Google bans payday loans, starting in July
SAN FRANCISCO (AFP) – Search giant Google said Wednesday it is banning ads for payday loans, quick money that comes with extremely high interest rates that can quickly plunge a borrower into financial distress.
Starting July 13, “we’re banning ads for payday loans and some related products from our ads systems,” the company announced on an official blog.
Specifically, it is targeting loans requiring repayment within 60 days. In the United States, ads for loans with an annual percentage rate of 36 percent or higher will also be prohibited.
Payday loans are targeted at low-income people, providing ready cash that is repaid automatically from the next paycheck.
But borrowers often get sucked into a cycle of debt, due in part to interest rates that can reach the triple digits.
“This change is designed to protect our users from deceptive or harmful financial products,” the Google post said.
Ads for mortgages, car loans, student loans and credit cards will not be affected.
Users who search specifically for payday loan companies will still be able to see results for such businesses.
Rights groups applauded Google’s move.
“Low-income people and people of color have long been targeted by slick advertising and aggressive marketing campaigns to trap consumers into outrageously high interest loans,” said Wade Henderson, president and CEO of The Leadership Conference on Civil and Human Rights.

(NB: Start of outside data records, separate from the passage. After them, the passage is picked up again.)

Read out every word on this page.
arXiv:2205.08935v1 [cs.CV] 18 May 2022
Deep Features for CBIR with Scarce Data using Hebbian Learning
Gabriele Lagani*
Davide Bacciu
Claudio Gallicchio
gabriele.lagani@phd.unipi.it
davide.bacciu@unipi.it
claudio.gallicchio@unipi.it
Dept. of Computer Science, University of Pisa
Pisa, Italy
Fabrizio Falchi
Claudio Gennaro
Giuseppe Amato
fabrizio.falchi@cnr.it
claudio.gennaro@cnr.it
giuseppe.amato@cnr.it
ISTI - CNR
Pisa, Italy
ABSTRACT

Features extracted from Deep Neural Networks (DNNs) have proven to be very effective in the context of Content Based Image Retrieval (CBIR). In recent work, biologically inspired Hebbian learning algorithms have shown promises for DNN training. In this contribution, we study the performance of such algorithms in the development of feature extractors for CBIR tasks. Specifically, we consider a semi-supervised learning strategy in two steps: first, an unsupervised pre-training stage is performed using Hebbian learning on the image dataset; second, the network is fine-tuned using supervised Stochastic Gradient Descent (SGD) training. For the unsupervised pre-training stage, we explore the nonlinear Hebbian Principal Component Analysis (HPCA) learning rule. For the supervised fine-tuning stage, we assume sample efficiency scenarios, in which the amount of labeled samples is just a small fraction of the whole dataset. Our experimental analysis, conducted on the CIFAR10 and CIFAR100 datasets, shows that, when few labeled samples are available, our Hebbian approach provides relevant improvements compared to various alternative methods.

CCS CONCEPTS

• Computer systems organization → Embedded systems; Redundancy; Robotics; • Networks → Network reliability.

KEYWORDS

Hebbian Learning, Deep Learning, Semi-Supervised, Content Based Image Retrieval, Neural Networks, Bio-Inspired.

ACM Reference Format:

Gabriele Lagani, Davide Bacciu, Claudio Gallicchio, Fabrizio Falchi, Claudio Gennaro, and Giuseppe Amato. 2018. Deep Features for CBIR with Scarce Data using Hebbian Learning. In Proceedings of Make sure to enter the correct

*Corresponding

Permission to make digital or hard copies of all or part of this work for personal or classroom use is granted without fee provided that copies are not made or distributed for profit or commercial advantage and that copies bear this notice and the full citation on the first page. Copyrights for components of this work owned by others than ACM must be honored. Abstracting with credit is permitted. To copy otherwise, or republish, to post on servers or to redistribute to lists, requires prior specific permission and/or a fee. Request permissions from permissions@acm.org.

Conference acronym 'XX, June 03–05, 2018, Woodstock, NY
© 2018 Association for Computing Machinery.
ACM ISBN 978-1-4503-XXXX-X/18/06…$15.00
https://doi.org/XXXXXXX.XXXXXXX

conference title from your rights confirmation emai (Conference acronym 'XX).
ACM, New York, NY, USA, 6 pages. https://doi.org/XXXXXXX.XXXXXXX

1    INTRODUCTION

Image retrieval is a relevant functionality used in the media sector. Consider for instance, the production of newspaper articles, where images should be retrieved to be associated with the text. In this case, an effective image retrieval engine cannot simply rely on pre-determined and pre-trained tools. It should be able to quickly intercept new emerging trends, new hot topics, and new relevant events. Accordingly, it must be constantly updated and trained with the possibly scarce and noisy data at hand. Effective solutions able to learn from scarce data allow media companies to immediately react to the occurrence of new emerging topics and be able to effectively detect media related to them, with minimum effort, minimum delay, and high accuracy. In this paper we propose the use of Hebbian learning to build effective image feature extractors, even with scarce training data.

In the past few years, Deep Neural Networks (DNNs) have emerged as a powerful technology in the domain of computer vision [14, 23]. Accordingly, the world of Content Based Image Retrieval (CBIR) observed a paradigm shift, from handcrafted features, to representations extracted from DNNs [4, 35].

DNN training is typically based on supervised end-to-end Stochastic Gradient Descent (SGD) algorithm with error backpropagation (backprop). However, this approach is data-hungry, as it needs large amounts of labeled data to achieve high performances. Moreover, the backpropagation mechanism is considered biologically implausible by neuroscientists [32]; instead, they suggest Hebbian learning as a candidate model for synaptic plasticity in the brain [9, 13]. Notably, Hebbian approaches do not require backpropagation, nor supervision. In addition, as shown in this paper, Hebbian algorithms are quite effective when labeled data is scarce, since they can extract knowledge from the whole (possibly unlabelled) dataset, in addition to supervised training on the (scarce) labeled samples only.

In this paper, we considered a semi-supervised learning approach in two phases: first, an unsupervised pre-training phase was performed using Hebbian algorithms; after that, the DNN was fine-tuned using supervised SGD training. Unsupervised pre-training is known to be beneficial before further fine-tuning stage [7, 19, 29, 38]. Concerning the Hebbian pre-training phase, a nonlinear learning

“This ban puts payday loans in their rightful place alongside explosives and tobacco as dangerous products that deserve the highest level of scrutiny from regulators and businesses alike.”
Added Alvaro Bedoya, executive director of the Center on Privacy and Technology at Georgetown University Law Center:
“If you’re broke and search the Internet for help, you should not be hit with ads for payday lenders charging 1,000 percent interest. Yet that’s what happens on most search engines,” he said, urging other Internet companies to follow Google’s lead.